I’m looking for a way to ship a working CmdStan with a Julia project.
Building it via BinaryBuilder seems to be off the table (see https://github.com/JuliaPackaging/Yggdrasil/issues/1023), but for my use-case it would be totally fine to build it locally.
The necessary dependencies are a C++ compiler (g++ or clang) and make (mingw32-make for Windows), would it be possible to use artifacts for these? There seems to be a LLVM_jll, but I’m unsure if it is possible to make
make available via an artifact.
Could someone provide some input on whether or not this is going to work? I’m not really familiar with all the BinaryBuilder stuff yet, so it would be great to know that what I want to do is possible before spending too much time on it.
My apologies no-one is answering your question. I took another look if I could come up with a better answer than in the BinaryBuilder related issue but once more came up empty handed. With the recent interest in CmdstanR and CmdstanPy, which pretty much take a similar approach as CmdStan.jl, I’d hoped broader interest would emerge but haven’t seen that yet.
I wonder if asking this directly on Stan Discourse is a possible next step. I think with
JuliaPackaging Julia might be in a better position to solve this issue. I’ll link your question above (C++ & make) to JuliaPackaging/Yggdrasil ( https://github.com/JuliaPackaging/Yggdrasil/issues/1023#issue-617171438 ).

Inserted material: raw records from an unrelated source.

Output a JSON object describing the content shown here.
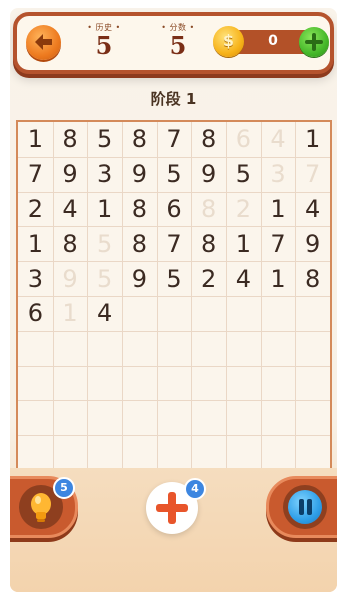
{
  "header": {
    "history_label": "• 历史 •",
    "history_value": "5",
    "score_label": "• 分数 •",
    "score_value": "5",
    "coin_symbol": "$",
    "coin_value": "0"
  },
  "stage_title": "阶段 1",
  "board": {
    "columns": 9,
    "rows": 10,
    "cells": [
      {
        "v": "1",
        "dim": false
      },
      {
        "v": "8",
        "dim": false
      },
      {
        "v": "5",
        "dim": false
      },
      {
        "v": "8",
        "dim": false
      },
      {
        "v": "7",
        "dim": false
      },
      {
        "v": "8",
        "dim": false
      },
      {
        "v": "6",
        "dim": true
      },
      {
        "v": "4",
        "dim": true
      },
      {
        "v": "1",
        "dim": false
      },
      {
        "v": "7",
        "dim": false
      },
      {
        "v": "9",
        "dim": false
      },
      {
        "v": "3",
        "dim": false
      },
      {
        "v": "9",
        "dim": false
      },
      {
        "v": "5",
        "dim": false
      },
      {
        "v": "9",
        "dim": false
      },
      {
        "v": "5",
        "dim": false
      },
      {
        "v": "3",
        "dim": true
      },
      {
        "v": "7",
        "dim": true
      },
      {
        "v": "2",
        "dim": false
      },
      {
        "v": "4",
        "dim": false
      },
      {
        "v": "1",
        "dim": false
      },
      {
        "v": "8",
        "dim": false
      },
      {
        "v": "6",
        "dim": false
      },
      {
        "v": "8",
        "dim": true
      },
      {
        "v": "2",
        "dim": true
      },
      {
        "v": "1",
        "dim": false
      },
      {
        "v": "4",
        "dim": false
      },
      {
        "v": "1",
        "dim": false
      },
      {
        "v": "8",
        "dim": false
      },
      {
        "v": "5",
        "dim": true
      },
      {
        "v": "8",
        "dim": false
      },
      {
        "v": "7",
        "dim": false
      },
      {
        "v": "8",
        "dim": false
      },
      {
        "v": "1",
        "dim": false
      },
      {
        "v": "7",
        "dim": false
      },
      {
        "v": "9",
        "dim": false
      },
      {
        "v": "3",
        "dim": false
      },
      {
        "v": "9",
        "dim": true
      },
      {
        "v": "5",
        "dim": true
      },
      {
        "v": "9",
        "dim": false
      },
      {
        "v": "5",
        "dim": false
      },
      {
        "v": "2",
        "dim": false
      },
      {
        "v": "4",
        "dim": false
      },
      {
        "v": "1",
        "dim": false
      },
      {
        "v": "8",
        "dim": false
      },
      {
        "v": "6",
        "dim": false
      },
      {
        "v": "1",
        "dim": true
      },
      {
        "v": "4",
        "dim": false
      }
    ]
  },
  "buttons": {
    "hint_badge": "5",
    "add_badge": "4"
  },
  "colors": {
    "accent": "#c95a2e",
    "number": "#3b2a22",
    "number_cleared": "#e9dccd"
  }
}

Thank you for your reply! It was a very specific question so I didn’t really expect an answer in such short time. I agree that the approach of bundling Cmdstan like in CmdStan.jl and CmdstanR is the way forward. The Stan development team had lots of issues with RStan (it’s still stuck on 2.19) and there were quite a lot of installation issues on MacOS Catalina.
I really hope that we have a relocatable CmdStan binary one day (I faintly remember reading about this issue on the Stan discourse), but in the mean-time maybe it is possible to leverage the
JuliaPackagin infrastructure to provide a more convenient way to include CmdStan.
I don’t think there is a way around building it locally (I suspect the IntelTBB stuff for multithreading and OpenCL configuration issues are a show stopper), but maybe it is possible to provide most dependencies via the _jll system and then add a build.jl script on top of that.
Daniel, just thinking a bit more about your suggestion. I’m not sure what platform you use to test (in my case MacOS).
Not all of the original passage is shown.